A similar desire to “control the problem” is evident in policy making. At least since the Intervention in 2007, the dominant strategy has been to withdraw access to alcohol, through increasingly heavy-handed, race-specific mechanisms of control. While the impulse to get rid of the grog is understandable, these policies are largely ineffective – not to mention overtly racist. Five years into the Intervention, not only have “alcohol-related incidents” not decreased in the Territory, they have more than doubled. Prohibitions on purchasing alcohol with a Basics card are easily avoided by going to stores that ignore the restriction. Problem drinkers who are banned from purchasing alcohol simply buy it on the black market (“sly grog”) or get a friend or family member to purchase it for them.
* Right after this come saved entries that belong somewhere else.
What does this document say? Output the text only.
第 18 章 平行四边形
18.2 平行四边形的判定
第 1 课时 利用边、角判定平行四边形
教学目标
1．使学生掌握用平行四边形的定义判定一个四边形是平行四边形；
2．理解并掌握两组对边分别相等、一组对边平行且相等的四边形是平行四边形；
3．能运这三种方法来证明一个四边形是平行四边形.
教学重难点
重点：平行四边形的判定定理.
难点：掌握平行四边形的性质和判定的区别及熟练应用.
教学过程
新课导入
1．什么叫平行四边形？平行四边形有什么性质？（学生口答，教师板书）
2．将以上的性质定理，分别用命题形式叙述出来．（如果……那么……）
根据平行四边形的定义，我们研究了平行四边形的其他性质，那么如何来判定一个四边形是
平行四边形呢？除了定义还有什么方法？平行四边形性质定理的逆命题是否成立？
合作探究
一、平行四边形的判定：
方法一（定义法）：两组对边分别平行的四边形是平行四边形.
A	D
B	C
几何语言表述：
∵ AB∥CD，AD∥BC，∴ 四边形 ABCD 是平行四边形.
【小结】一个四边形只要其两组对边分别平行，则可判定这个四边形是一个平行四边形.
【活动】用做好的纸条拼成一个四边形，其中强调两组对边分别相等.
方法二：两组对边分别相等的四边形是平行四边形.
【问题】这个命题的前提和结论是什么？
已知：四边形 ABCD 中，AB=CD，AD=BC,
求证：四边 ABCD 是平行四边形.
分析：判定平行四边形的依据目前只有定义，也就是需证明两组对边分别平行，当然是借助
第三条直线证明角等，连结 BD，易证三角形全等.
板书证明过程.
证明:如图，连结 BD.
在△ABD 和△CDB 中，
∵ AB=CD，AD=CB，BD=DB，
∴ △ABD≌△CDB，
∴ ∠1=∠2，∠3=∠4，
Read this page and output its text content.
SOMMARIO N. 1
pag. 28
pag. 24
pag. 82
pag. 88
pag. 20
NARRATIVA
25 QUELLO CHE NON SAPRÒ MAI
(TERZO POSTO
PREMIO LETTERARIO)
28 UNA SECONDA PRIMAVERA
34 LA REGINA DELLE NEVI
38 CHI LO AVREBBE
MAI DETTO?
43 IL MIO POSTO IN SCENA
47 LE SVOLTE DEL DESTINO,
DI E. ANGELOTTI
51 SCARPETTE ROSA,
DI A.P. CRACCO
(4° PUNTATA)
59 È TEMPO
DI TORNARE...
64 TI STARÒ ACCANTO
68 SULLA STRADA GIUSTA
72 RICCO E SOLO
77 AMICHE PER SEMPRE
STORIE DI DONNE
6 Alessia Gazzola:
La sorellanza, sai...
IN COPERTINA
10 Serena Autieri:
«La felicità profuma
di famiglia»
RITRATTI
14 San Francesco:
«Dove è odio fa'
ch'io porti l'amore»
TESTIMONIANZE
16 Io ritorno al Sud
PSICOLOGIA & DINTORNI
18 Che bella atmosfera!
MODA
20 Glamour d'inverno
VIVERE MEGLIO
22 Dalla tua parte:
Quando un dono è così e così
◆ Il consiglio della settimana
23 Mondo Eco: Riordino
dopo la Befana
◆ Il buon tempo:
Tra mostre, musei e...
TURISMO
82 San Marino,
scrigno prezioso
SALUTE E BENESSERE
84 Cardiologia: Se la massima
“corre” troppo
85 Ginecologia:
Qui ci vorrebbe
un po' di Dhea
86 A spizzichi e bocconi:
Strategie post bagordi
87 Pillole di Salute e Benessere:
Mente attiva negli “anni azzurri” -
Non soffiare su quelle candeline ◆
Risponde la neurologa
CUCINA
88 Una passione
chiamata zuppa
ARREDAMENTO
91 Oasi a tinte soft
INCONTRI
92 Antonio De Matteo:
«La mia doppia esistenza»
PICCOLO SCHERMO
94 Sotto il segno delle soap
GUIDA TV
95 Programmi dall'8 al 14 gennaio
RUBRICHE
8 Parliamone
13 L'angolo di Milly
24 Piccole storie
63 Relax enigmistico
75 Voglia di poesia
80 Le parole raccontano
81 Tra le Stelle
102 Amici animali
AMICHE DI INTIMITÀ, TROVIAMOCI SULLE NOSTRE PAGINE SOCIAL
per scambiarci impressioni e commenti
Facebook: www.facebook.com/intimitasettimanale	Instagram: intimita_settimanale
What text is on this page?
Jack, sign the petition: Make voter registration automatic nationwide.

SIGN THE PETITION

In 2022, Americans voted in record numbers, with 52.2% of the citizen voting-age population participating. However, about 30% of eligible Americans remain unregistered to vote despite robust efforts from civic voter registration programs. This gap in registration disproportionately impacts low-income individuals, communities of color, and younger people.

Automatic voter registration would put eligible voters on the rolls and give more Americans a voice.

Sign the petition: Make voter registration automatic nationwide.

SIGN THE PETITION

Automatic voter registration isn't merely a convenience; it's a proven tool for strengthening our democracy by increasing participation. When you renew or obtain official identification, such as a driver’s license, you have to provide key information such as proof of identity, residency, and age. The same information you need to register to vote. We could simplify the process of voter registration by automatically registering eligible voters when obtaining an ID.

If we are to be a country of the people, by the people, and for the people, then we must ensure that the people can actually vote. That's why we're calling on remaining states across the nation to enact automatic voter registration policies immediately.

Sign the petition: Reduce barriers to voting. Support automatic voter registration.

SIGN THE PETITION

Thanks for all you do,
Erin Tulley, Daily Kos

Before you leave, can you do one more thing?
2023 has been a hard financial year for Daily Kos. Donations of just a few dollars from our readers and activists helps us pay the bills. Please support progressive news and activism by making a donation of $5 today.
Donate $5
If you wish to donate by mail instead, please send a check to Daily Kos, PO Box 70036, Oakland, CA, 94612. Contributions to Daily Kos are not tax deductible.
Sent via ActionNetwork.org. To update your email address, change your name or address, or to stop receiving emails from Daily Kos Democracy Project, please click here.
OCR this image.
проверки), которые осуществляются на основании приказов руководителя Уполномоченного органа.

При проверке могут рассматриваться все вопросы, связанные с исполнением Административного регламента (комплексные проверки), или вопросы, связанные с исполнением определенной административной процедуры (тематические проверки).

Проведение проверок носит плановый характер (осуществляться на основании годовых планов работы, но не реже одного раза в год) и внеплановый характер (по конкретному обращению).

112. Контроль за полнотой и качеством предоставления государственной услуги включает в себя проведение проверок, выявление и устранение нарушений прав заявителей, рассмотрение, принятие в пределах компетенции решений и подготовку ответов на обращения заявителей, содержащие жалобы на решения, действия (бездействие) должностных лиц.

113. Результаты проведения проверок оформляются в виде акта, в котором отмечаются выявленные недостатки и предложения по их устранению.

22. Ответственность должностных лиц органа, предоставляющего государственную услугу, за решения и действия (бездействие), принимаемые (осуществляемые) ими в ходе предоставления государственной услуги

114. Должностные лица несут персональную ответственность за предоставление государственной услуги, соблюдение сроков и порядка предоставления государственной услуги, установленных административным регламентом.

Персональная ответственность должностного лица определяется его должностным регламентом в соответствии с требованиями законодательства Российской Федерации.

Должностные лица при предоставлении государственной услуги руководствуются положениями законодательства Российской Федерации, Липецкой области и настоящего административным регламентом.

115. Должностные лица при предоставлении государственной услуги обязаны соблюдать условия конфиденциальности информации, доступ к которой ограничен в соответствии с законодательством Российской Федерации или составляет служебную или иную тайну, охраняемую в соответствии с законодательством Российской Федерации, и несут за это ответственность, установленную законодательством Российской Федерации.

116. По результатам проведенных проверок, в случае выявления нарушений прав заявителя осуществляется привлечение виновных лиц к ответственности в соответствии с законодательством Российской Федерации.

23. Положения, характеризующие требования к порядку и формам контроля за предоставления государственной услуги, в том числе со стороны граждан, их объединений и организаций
Yet still policy makers persist along the same lines. The latest initiative of the NT Government is mandatory rehabilitation, where problem drinkers who are considered a threat to themselves and others can be compulsorily placed in 12-week treatment. If they walk out three times, they will face criminal charges, including the possibility of prison. The Government also plans to introduce Alcohol Protection Orders – orders banning people who have committed an alcohol-related crime from drinking, which it will then be a criminal offence to breach. As opponents of these plans point out, the policies criminalise a health problem and risk further increasing the already astronomical rates of Indigenous incarceration.

It would be easy, tempting even, to slip into a comfortable superiority when considering these attitudes and policies. But we should also remember that, living in Melbourne or Sydney, we have never had to confront the scale and visibility of homelessness that exists in Darwin. In our own communities, the homeless are invisible – begging silently on street corners, faces downcast, easy for our eyes to slide over. We do not know how we would react if that easy status quo was challenged.

Nor are our intellectual responses to the intractable complexities of Indigenous disadvantage necessarily more sophisticated than those of Territorians. Many of us are happy to formulaically adopt the prescriptions of Noel Pearson, or to make a general argument against the Intervention, without really engaging in the complexities of our position. Still more of us, overwhelmed by how difficult it all seems and worried that anything we say will be wrong, give up in bewilderment. I did this, leaving Darwin burnt out after only four weeks, more grateful than I have ever been to arrive back in Melbourne. To go back to working with refugees, where what I did seemed to have a sense of order and usefulness.  These responses are not something to be proud of, although they are to some degree understandable.

It is all too hard, and so we look away, hoping that someone else will “solve the problem”. Meanwhile in Darwin, long grassers roll with the policy punches, and life goes on much as before.